Directors Desk's roughly 10,000 clients include a Who's Who of top publicly traded companies. The concern is that enterprising hackers could have gleaned key details from board meetings if they gained full access to the service, allowing them to possibly trade on nonpublic material information. On the Directors Desk website Nasdaq says the service offers "The highest level of security available to protect confidential board communications."

Going Where the Money Is

Equally troubling are allegations that the first hacker penetrations of Nasdaq systems were reported to the Securities and Exchange Commission in October and November of last year, according to The Wall Street Journal. Other sources have said the hackers may have persisted in the Nasdaq servers for a full year.

Sponsored Links

Had the exchange been located in California, it would have been forced to report these penetrations immediately to all affected customers due to the Golden State's laws covering data-security breaches. But for Wall Street, these revelations in an age when the majority of trades are executed by high-frequency trading operations totally reliant on computerized algorithms could cause a decrease of confidence that stock exchanges can safeguard the interests of investors large and small.

Whether these particularly hackers were simply out for a thrill or were seeking to gain inside information to make ill-gotten games is more or less irrelevant. The possible hacking of Nasdaq is a sign that cyber-criminals are going to where the money is. Previously, hackers had concentrated on getting into databases or stealing credit card information for identity thefts. But a serious band of cyber-crooks could cause untold financial damage if it were to penetrate an exchange's trading operations.

Other Exchanges React

A favorite ploy of hackers who specialize in wide-scale identity theft is to add small charges to credit cards of many thousands of card-holders. A similar tactic could be used on investors, say, by adding a small amount to each offer or bid for a specific group of securities and capturing the differential over millions of trades in a manner that could go undetected for long periods and possibly forever. In coverage of this incident, sources close to the incident are reported to have said it appears the hackers weren't able to take any information from Directors Desk.

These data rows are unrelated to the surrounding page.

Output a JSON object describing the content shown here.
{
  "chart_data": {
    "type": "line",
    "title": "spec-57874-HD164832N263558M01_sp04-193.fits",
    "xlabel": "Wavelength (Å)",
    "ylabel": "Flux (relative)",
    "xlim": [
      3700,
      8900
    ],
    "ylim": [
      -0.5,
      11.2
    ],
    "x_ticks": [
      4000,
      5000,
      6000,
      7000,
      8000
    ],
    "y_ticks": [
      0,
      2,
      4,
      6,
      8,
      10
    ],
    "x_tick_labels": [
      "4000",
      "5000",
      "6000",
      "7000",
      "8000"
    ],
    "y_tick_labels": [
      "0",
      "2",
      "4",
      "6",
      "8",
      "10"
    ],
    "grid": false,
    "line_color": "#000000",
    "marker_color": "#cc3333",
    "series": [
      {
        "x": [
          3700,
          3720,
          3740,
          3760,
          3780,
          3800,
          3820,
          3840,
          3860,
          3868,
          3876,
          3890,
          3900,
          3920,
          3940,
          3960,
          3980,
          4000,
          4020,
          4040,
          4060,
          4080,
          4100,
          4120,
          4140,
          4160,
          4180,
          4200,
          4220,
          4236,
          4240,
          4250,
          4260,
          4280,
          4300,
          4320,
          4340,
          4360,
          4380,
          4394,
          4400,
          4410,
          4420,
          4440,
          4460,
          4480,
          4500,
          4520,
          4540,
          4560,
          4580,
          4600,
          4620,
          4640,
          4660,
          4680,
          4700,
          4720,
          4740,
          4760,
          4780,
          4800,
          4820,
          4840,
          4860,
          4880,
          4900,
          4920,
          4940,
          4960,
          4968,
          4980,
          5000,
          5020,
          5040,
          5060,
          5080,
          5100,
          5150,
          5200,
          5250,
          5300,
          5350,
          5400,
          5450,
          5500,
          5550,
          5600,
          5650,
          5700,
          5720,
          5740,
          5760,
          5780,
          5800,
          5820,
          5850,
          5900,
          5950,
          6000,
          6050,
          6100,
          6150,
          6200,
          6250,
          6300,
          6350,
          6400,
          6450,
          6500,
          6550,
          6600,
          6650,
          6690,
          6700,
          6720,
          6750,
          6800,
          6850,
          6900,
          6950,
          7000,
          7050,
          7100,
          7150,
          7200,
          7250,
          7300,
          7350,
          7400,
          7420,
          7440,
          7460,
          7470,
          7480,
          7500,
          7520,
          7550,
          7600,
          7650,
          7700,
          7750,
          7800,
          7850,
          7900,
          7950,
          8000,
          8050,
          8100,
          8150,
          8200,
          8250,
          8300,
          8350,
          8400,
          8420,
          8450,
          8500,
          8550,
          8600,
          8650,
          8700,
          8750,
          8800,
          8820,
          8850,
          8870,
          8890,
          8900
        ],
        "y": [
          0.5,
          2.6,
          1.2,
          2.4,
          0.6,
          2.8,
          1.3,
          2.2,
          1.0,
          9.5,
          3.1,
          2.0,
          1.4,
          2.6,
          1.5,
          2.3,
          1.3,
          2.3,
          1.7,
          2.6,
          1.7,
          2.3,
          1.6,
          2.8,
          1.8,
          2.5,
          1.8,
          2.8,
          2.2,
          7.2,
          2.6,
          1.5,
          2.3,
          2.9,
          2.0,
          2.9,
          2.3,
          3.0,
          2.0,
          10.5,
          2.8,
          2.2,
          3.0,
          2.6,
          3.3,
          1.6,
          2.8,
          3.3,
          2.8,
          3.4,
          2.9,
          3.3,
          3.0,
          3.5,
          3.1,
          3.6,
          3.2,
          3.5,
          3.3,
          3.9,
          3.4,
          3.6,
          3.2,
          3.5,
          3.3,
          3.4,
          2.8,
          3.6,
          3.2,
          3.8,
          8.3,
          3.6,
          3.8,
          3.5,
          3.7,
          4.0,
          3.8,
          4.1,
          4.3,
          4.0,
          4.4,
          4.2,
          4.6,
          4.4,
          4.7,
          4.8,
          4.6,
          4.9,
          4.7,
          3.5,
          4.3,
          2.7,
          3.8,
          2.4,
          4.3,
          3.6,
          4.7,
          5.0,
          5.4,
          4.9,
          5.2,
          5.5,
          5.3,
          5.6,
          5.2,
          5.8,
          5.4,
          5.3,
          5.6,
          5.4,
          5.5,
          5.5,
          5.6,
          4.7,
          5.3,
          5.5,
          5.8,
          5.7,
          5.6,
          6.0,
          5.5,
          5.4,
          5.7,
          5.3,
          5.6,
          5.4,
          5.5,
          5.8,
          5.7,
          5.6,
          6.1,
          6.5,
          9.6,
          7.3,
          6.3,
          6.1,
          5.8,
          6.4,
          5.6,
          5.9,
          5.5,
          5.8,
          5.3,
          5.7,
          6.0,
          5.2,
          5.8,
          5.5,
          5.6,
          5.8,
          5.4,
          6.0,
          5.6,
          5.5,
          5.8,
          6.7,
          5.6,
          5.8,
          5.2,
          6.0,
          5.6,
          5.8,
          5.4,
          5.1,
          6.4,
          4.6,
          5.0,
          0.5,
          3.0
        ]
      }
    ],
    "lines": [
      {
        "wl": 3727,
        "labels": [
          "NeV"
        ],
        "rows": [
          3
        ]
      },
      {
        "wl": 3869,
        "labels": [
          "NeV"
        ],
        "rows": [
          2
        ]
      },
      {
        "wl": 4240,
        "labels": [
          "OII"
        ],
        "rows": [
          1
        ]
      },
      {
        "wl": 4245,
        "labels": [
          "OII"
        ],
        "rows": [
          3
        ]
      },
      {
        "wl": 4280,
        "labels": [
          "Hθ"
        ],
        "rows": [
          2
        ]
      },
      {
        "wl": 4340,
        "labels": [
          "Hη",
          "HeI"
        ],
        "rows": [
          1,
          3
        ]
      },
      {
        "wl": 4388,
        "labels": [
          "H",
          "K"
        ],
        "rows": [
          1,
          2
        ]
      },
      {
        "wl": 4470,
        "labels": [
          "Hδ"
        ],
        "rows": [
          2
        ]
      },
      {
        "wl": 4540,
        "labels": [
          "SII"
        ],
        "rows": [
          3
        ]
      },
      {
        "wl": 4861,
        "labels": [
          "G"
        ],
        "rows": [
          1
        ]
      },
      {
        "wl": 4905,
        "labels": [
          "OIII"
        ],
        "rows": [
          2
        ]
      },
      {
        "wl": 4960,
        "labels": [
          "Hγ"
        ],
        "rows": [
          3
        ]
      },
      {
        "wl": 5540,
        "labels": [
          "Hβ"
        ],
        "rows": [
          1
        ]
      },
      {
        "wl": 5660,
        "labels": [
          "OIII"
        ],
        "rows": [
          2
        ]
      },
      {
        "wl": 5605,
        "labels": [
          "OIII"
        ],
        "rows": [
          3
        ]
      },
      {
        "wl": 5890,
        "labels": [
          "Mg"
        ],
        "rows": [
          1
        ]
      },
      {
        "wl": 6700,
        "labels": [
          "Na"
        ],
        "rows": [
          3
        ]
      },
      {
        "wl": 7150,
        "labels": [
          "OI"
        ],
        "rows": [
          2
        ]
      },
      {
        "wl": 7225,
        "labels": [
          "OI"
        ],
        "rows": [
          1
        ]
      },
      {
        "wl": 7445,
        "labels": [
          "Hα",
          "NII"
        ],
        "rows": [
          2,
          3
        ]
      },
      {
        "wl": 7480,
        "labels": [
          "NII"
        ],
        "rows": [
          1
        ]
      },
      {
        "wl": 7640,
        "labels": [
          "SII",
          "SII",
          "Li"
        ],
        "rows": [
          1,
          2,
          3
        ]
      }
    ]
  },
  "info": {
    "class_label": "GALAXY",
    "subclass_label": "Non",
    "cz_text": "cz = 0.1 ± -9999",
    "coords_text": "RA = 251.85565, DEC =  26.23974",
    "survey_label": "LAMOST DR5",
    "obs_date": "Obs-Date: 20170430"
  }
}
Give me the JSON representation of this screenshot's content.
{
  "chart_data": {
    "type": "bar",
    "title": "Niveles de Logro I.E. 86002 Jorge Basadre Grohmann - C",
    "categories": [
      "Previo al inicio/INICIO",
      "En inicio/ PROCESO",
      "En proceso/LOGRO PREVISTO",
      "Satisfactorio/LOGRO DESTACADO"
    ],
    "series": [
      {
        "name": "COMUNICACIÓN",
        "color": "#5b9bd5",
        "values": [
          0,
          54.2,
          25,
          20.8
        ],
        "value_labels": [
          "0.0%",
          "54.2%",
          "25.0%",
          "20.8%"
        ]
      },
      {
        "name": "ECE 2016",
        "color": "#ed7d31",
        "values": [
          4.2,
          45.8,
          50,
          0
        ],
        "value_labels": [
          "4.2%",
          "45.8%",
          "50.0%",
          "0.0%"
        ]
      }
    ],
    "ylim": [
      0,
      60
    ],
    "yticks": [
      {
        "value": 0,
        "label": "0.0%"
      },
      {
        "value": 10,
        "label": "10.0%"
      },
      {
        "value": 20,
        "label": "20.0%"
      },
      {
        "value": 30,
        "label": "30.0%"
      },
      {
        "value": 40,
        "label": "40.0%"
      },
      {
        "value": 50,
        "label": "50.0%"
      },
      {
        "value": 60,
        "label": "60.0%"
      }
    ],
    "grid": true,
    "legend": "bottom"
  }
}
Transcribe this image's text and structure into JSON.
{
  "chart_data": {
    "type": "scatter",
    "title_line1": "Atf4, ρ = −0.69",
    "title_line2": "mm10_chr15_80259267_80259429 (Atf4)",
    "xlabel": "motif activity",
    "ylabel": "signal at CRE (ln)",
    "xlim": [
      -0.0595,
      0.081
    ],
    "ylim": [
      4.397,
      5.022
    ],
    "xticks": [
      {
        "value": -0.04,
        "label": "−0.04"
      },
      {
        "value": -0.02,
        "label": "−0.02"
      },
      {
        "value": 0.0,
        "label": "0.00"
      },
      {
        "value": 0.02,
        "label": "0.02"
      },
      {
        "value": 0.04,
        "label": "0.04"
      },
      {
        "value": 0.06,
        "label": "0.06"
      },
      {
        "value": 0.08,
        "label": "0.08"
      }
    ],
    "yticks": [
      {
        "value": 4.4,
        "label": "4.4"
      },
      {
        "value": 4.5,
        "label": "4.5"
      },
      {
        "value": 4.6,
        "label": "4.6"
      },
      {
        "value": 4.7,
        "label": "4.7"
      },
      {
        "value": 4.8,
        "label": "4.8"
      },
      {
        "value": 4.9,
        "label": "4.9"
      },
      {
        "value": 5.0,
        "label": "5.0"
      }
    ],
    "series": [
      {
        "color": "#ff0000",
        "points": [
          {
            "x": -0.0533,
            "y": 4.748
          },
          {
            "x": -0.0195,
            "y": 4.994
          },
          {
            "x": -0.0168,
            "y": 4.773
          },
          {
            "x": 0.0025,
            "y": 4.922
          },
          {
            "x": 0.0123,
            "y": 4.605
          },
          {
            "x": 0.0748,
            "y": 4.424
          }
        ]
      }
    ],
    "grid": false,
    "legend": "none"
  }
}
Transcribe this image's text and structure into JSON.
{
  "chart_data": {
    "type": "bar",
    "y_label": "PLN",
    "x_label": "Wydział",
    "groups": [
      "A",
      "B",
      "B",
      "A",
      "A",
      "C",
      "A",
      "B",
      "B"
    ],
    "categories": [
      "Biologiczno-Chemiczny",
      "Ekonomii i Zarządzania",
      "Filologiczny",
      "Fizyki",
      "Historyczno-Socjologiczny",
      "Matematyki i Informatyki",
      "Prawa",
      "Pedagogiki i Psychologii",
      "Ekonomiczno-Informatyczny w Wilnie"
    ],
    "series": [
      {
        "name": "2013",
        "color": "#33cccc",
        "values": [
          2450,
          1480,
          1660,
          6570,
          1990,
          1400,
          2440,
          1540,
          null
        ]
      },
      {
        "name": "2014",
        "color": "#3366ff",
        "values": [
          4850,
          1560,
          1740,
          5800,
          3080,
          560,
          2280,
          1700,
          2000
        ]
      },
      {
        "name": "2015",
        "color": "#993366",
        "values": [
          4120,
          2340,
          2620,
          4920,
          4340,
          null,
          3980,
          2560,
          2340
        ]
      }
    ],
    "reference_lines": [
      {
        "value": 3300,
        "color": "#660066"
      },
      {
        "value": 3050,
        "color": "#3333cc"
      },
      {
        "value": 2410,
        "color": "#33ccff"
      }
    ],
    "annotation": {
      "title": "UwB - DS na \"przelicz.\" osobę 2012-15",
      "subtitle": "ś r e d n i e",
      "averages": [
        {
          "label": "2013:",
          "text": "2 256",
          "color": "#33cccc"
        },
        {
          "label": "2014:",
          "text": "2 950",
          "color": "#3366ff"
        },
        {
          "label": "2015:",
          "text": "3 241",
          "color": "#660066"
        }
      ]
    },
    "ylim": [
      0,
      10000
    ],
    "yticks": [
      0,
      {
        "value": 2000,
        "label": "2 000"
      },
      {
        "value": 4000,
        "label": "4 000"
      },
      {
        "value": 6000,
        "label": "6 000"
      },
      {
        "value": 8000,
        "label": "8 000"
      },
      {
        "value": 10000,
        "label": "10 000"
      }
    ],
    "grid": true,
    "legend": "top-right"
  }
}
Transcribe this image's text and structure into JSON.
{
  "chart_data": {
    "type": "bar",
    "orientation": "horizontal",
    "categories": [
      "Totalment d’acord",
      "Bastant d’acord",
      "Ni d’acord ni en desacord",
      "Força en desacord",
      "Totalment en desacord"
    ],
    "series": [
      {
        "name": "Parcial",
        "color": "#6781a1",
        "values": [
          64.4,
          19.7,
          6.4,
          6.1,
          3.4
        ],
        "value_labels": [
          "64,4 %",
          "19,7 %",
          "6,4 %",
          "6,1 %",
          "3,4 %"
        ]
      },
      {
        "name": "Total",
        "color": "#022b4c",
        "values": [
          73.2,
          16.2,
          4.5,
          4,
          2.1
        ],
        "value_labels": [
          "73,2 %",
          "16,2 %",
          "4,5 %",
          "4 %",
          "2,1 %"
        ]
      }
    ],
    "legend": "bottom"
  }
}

But this begs the question: If a serious group of hackers set their sights on Directors Desk, would they actually leave a trail? Possibly not. Regardless, the revelations apparently have rattled other financial exchanges. The NYSE Euronext shut down its own version of Directors Desk for undisclosed reasons.

Now the news of the hack could possibly draw more copycat attacks or highlight the juicy targets that are becoming more ubiquitous as the financial exchanges -- and the tools they offer public companies -- get increasingly digitized.